If you design the road to be very long (lets say, 30 seconds) writing 30*10 points would be... hard. So how about storing at the file the location at every full second? Then between those 2 intervals you will have 9 blind spots, just move the car in constant speed (x += dx/9, y+= dy/9).
I would like to hear a better approach :)
Well you could use some path as you describe, ether a fixed point path or spline. Then move as a fixed 'velocity' on this path. This may look stiff, if the car moves at the same spend on the straight as cornering.
So you could then have speeds for each path section, but you would need many speed set points, or blend the speeds, otherwise you'll get jerky speed changes.

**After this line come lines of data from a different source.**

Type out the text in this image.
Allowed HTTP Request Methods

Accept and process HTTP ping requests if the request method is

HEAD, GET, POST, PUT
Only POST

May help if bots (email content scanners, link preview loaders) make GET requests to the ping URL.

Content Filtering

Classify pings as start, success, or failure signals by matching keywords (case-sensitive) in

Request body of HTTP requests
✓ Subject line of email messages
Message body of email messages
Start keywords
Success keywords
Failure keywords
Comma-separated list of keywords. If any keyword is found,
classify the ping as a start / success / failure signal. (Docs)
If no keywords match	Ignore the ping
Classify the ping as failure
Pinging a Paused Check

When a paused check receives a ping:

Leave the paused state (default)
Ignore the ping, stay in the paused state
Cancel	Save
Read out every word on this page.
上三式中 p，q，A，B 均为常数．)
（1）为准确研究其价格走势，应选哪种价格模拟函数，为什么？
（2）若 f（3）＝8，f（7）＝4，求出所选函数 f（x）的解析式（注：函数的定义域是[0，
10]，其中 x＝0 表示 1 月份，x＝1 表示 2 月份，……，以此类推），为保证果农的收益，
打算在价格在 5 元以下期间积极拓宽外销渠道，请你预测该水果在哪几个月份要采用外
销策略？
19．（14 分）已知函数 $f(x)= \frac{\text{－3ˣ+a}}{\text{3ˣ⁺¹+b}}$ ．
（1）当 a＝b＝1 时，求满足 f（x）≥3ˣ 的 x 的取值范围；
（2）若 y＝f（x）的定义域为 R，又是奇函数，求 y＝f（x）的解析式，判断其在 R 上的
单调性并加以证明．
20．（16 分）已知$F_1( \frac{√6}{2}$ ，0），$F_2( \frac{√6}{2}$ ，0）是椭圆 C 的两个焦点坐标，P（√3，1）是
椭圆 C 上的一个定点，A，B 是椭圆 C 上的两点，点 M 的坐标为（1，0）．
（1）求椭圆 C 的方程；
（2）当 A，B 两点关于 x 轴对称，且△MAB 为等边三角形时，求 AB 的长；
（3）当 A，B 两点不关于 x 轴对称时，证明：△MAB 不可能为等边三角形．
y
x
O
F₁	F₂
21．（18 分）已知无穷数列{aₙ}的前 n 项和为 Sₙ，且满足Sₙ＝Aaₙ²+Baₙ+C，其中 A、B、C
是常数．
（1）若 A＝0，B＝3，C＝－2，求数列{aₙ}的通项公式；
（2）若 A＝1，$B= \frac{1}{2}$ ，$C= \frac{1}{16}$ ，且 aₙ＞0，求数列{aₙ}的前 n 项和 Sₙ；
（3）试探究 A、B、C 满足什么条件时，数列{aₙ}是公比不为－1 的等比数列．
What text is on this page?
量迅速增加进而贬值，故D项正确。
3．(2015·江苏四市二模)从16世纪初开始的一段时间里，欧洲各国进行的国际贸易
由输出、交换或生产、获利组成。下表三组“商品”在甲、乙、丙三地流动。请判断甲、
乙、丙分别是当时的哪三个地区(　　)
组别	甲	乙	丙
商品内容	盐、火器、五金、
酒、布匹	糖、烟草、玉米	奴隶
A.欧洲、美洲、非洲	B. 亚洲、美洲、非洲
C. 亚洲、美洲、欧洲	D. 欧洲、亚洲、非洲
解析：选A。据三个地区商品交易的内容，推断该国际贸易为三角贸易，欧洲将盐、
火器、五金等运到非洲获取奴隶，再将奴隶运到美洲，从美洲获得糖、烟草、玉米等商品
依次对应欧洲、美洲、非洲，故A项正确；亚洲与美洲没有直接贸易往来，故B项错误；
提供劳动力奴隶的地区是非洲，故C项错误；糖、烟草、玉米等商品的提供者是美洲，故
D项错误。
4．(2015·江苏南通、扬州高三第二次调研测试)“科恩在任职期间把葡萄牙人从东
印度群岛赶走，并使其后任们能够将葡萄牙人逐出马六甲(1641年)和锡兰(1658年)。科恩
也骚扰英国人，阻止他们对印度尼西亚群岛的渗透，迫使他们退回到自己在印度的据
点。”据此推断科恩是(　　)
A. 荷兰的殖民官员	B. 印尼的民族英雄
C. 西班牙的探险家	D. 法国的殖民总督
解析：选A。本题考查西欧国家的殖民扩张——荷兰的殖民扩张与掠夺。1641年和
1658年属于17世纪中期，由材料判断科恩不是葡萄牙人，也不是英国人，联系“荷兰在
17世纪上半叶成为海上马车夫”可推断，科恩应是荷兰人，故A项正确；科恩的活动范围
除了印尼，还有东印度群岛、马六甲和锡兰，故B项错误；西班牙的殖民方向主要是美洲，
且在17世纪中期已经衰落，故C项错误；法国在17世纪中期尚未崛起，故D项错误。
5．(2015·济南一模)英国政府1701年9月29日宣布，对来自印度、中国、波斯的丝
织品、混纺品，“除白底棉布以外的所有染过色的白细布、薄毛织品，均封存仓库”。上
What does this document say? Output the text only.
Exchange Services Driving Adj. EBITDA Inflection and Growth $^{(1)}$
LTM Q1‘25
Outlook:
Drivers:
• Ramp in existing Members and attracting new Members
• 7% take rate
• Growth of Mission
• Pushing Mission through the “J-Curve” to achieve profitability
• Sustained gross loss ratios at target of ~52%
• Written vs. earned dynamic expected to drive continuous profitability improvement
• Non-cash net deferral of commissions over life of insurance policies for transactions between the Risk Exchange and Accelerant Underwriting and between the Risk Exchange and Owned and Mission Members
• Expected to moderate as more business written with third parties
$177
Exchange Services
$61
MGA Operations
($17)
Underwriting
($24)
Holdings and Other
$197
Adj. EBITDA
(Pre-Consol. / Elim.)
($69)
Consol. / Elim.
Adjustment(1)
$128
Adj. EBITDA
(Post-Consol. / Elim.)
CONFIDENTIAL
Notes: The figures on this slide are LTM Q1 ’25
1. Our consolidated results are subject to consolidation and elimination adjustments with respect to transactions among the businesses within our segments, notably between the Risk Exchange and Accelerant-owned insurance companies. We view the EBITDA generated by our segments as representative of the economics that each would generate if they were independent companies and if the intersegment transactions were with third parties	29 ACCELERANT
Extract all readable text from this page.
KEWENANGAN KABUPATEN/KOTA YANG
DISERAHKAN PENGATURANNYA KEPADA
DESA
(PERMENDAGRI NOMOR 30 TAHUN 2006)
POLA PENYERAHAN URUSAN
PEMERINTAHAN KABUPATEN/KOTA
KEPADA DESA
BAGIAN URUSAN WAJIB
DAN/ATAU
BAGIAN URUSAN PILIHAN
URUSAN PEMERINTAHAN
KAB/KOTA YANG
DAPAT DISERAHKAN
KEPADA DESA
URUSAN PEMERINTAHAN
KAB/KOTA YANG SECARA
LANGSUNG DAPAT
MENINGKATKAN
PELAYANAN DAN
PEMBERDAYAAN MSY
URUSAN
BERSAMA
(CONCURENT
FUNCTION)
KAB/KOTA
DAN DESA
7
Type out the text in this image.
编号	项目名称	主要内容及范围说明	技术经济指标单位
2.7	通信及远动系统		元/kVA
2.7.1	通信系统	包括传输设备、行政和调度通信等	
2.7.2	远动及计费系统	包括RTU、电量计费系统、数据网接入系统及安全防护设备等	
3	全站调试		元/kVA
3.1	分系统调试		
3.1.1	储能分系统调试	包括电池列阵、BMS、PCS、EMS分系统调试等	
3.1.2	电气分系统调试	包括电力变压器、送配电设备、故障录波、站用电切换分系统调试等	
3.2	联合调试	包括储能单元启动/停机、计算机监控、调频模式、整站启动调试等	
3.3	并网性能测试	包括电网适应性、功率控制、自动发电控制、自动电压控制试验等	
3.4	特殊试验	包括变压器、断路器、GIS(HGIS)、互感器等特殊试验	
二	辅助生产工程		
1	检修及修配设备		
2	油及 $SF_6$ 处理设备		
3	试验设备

Or you could go for full car simulation, and use an A* to build the optimal path. That's over kill but very cool.
If there is only going forward and backward, and you know that you want to go forward, you could just look at the cells around you, find the ones that are the color of the road and move so you stay in the center of the road.
If you assume that you won't have abrupt curves then you can assume that the road is directly in front of you and just scan to the left and right to see if the road curves a bit, to stay in the center, to cut down on processing.
There are other approaches that could work, but this one is simple, IMO, and allows you to have gentle curves in your road.
Another approach is just to have it be tile-based, so you just look at the tile before you, and have different tiles for changes in road direction an so you know how to turn the car to stay on the tile.
This wouldn't be as smooth but is also easy to do.